Rush Limbaugh expressed "gratitude" and thanked listeners Wednesday during his final 2020 broadcast as he battles terminal lung cancer.
Limbaugh, 69, was diagnosed with Stage IV lung cancer in January. President Donald Trump awarded him the Presidential Medal of Freedom at February’s State of the Union address.
"My point in all of this today is gratitude," Limbaugh said on Wednesday's show, per Fox News. "My point in all of this is to say thanks and tell everybody involved how much I love you from the bottom of a sizable and growing and still-beating heart."
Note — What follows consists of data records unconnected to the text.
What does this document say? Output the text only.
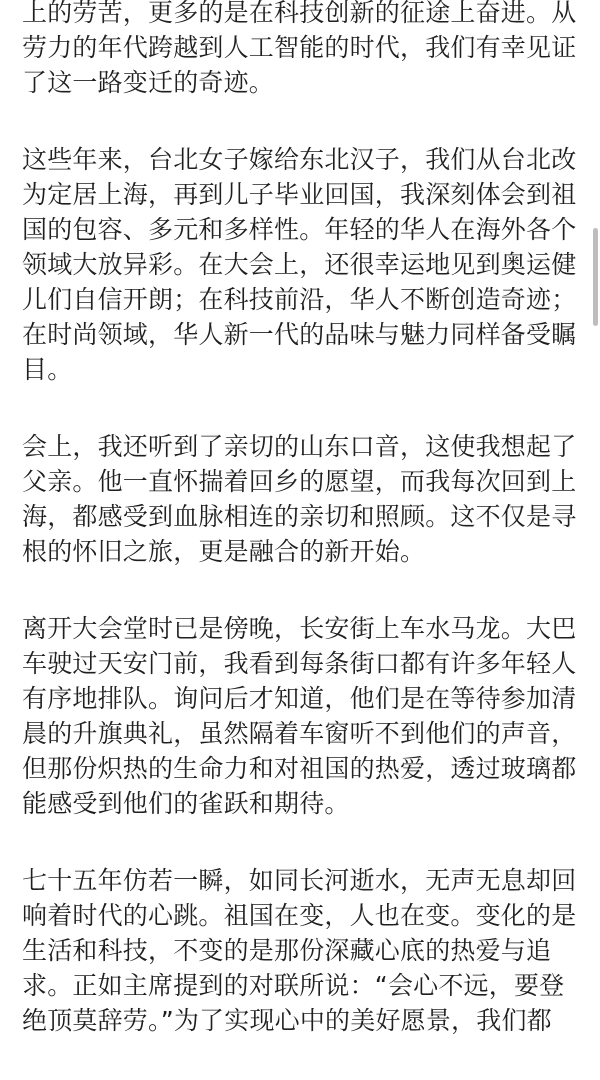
上的劳苦，更多的是在科技创新的征途上奋进。从
劳力的年代跨越到人工智能的时代，我们有幸见证
了这一路变迁的奇迹。
这些年来，台北女子嫁给东北汉子，我们从台北改
为定居上海，再到儿子毕业回国，我深刻体会到祖
国的包容、多元和多样性。年轻的华人在海外各个
领域大放异彩。在大会上，还很幸运地见到奥运健
儿们自信开朗；在科技前沿，华人不断创造奇迹；
在时尚领域，华人新一代的品味与魅力同样备受瞩
目。
会上，我还听到了亲切的山东口音，这使我想起了
父亲。他一直怀揣着回乡的愿望，而我每次回到上
海，都感受到血脉相连的亲切和照顾。这不仅是寻
根的怀旧之旅，更是融合的新开始。
离开大会堂时已是傍晚，长安街上车水马龙。大巴
车驶过天安门前，我看到每条街口都有许多年轻人
有序地排队。询问后才知道，他们是在等待参加清
晨的升旗典礼，虽然隔着车窗听不到他们的声音，
但那份炽热的生命力和对祖国的热爱，透过玻璃都
能感受到他们的雀跃和期待。
七十五年仿若一瞬，如同长河逝水，无声无息却回
响着时代的心跳。祖国在变，人也在变。变化的是
生活和科技，不变的是那份深藏心底的热爱与追
求。正如主席提到的对联所说：“会心不远，要登
绝顶莫辞劳。”为了实现心中的美好愿景，我们都
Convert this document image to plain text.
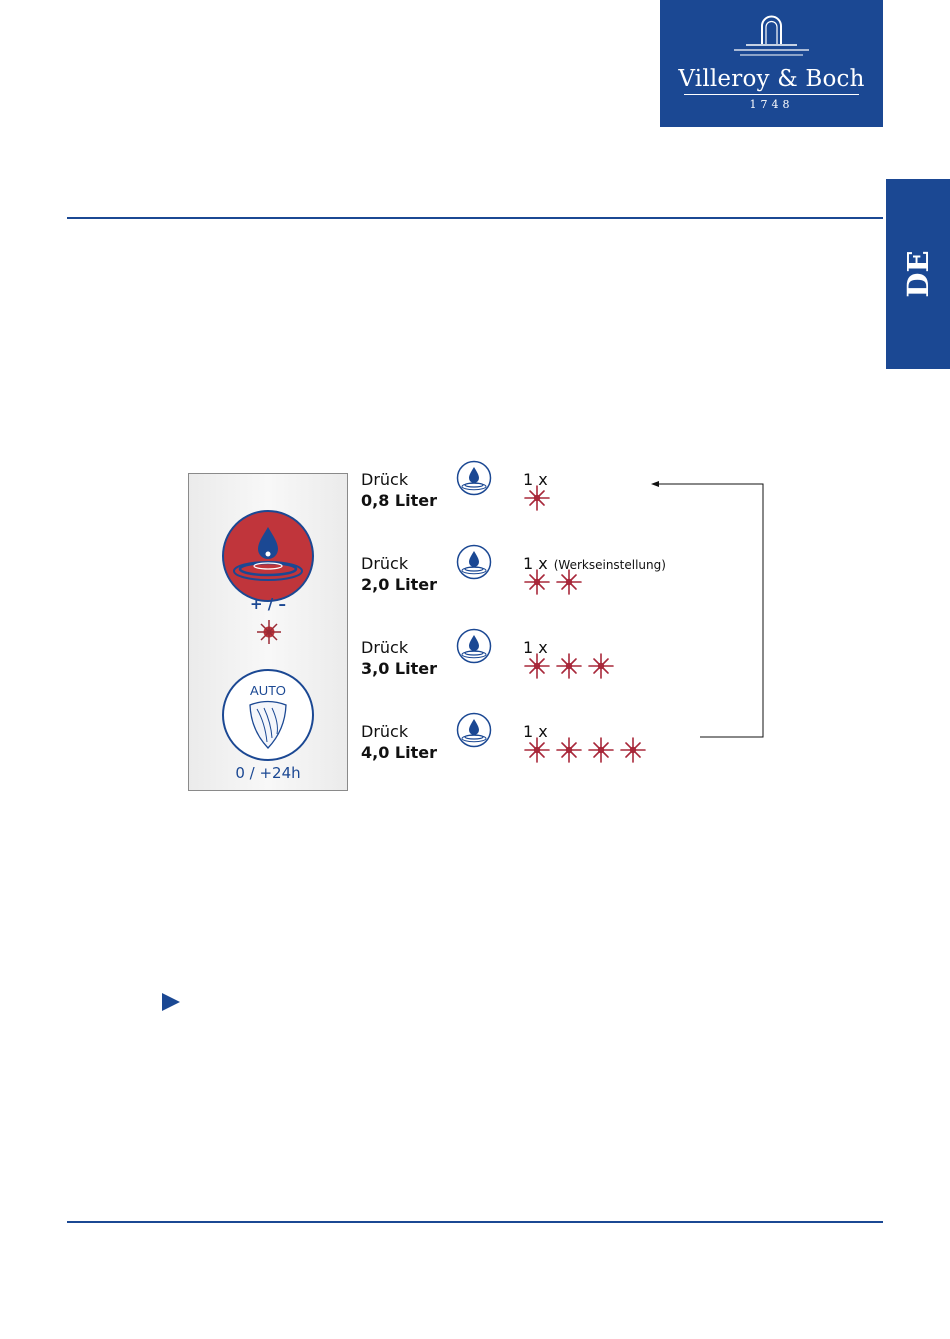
Villeroy & Boch
1748
DE
+ / –
AUTO
0 / +24h
Drück
0,8 Liter
Drück
2,0 Liter
Drück
3,0 Liter
Drück
4,0 Liter
1 x
1 x (Werkseinstellung)
1 x
1 x
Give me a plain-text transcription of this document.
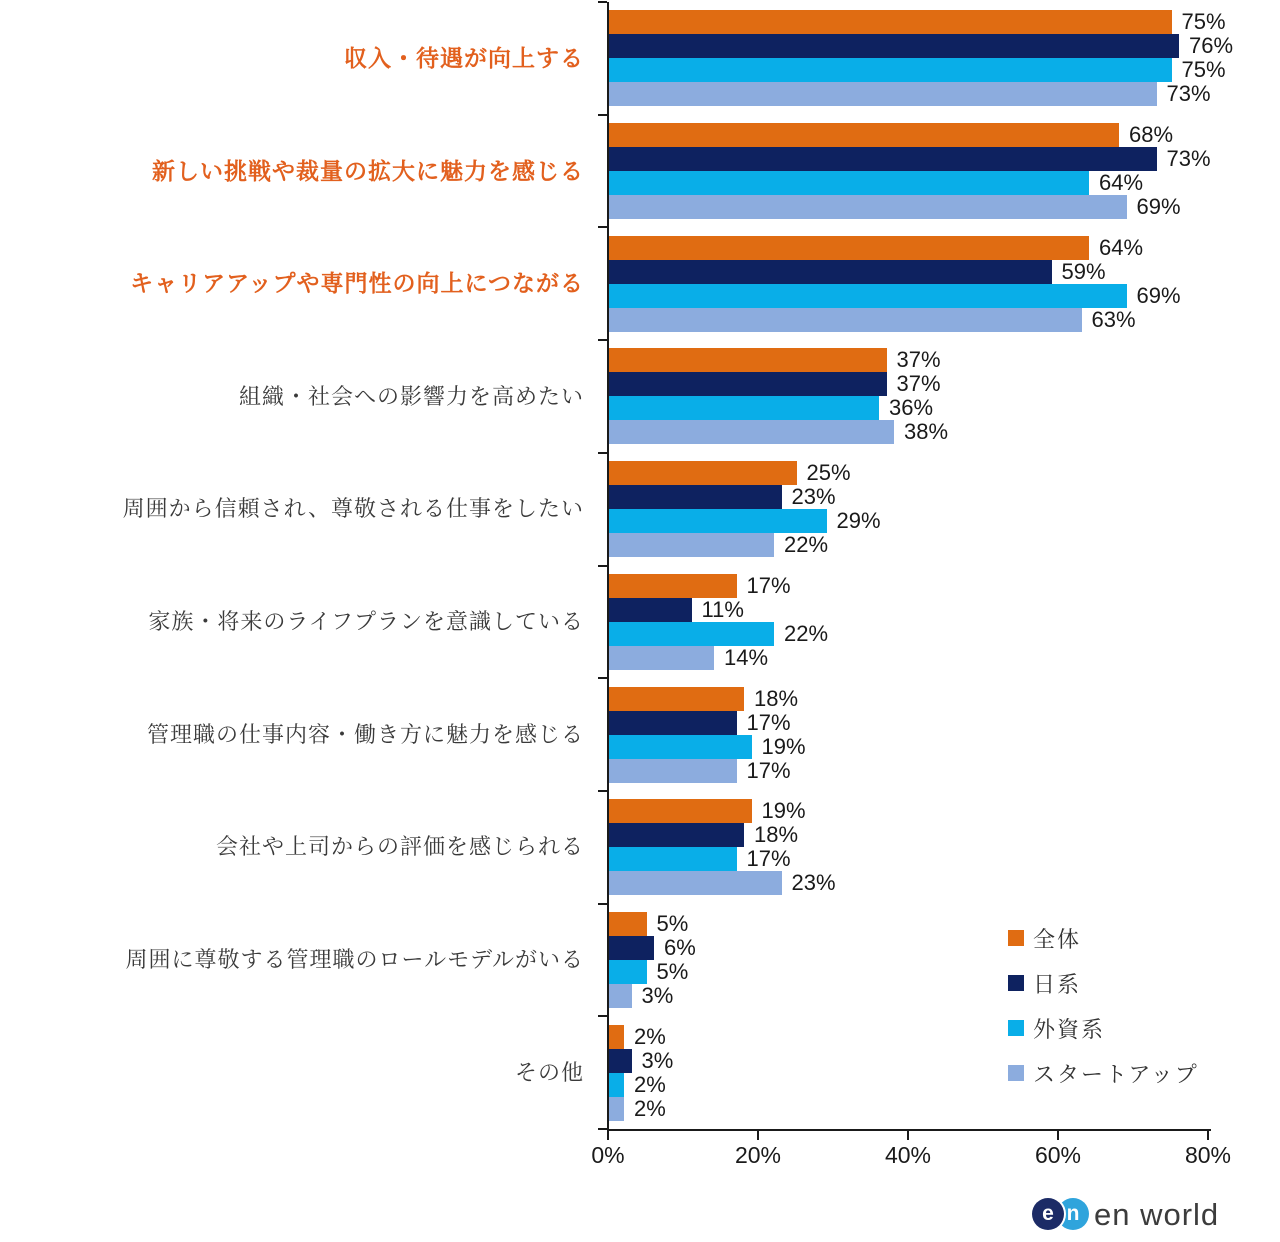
収入・待遇が向上する
75%
76%
75%
73%
新しい挑戦や裁量の拡大に魅力を感じる
68%
73%
64%
69%
キャリアアップや専門性の向上につながる
64%
59%
69%
63%
組織・社会への影響力を高めたい
37%
37%
36%
38%
周囲から信頼され、尊敬される仕事をしたい
25%
23%
29%
22%
家族・将来のライフプランを意識している
17%
11%
22%
14%
管理職の仕事内容・働き方に魅力を感じる
18%
17%
19%
17%
会社や上司からの評価を感じられる
19%
18%
17%
23%
周囲に尊敬する管理職のロールモデルがいる
5%
6%
5%
3%
その他
2%
3%
2%
2%
0%	20%	40%	60%	80%
全体
日系
外資系
スタートアップ
e n en world
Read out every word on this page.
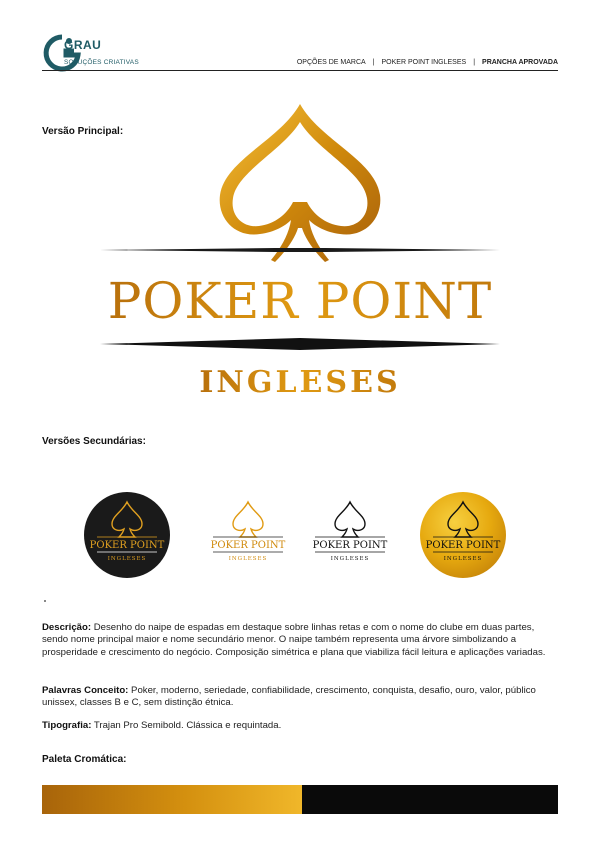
GRAU
SOLUÇÕES CRIATIVAS	OPÇÕES DE MARCA | POKER POINT INGLESES | PRANCHA APROVADA
Versão Principal:
POKER POINT
INGLESES
Versões Secundárias:
POKER POINT
INGLESES
POKER POINT
INGLESES
POKER POINT
INGLESES
POKER POINT
INGLESES
Descrição: Desenho do naipe de espadas em destaque sobre linhas retas e com o nome do clube em duas partes, sendo nome principal maior e nome secundário menor. O naipe também representa uma árvore simbolizando a prosperidade e crescimento do negócio. Composição simétrica e plana que viabiliza fácil leitura e aplicações variadas.
Palavras Conceito: Poker, moderno, seriedade, confiabilidade, crescimento, conquista, desafio, ouro, valor, público unissex, classes B e C, sem distinção étnica.
Tipografia: Trajan Pro Semibold. Clássica e requintada.
Paleta Cromática:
Widely considered one of the most influential media members of the past 50 years, Limbaugh singled out wife Kathryn and other family members who have supported him in both his career and health struggle.
Limbaugh told his audience he hadn’t been expected to live to late December.
"I wasn't expected to make it to October, and then to November, and then to December,” he said. "And yet, here I am, and today, got some problems, but I'm feeling pretty good today."
Saying he initially was stunned by the cancer diagnosis, Limbaugh added the plight had been very hard on those close to him.
"I can't be self-absorbed about it, when that is the tendency when you are told that you've got a due date," an emotional Limbaugh said. "You have an expiration date. A lot of people never get told that, so they don't face life this way."
Limbaugh praised President Trump for criticizing the latest coronavirus relief bill and took exception to President-elect Joe Biden's Tuesday statement that America's "darkest days" in the COVID-19 fight were ahead.
"What a bleak way of looking at things," Limbaugh said. "It's never time to panic, folks. There's never, ever going to be time to give up on our country ... It'll never be time to give up on yourself. Trust me."
Limbaugh began his radio show in 1988 and since has played a major role in conservative politics.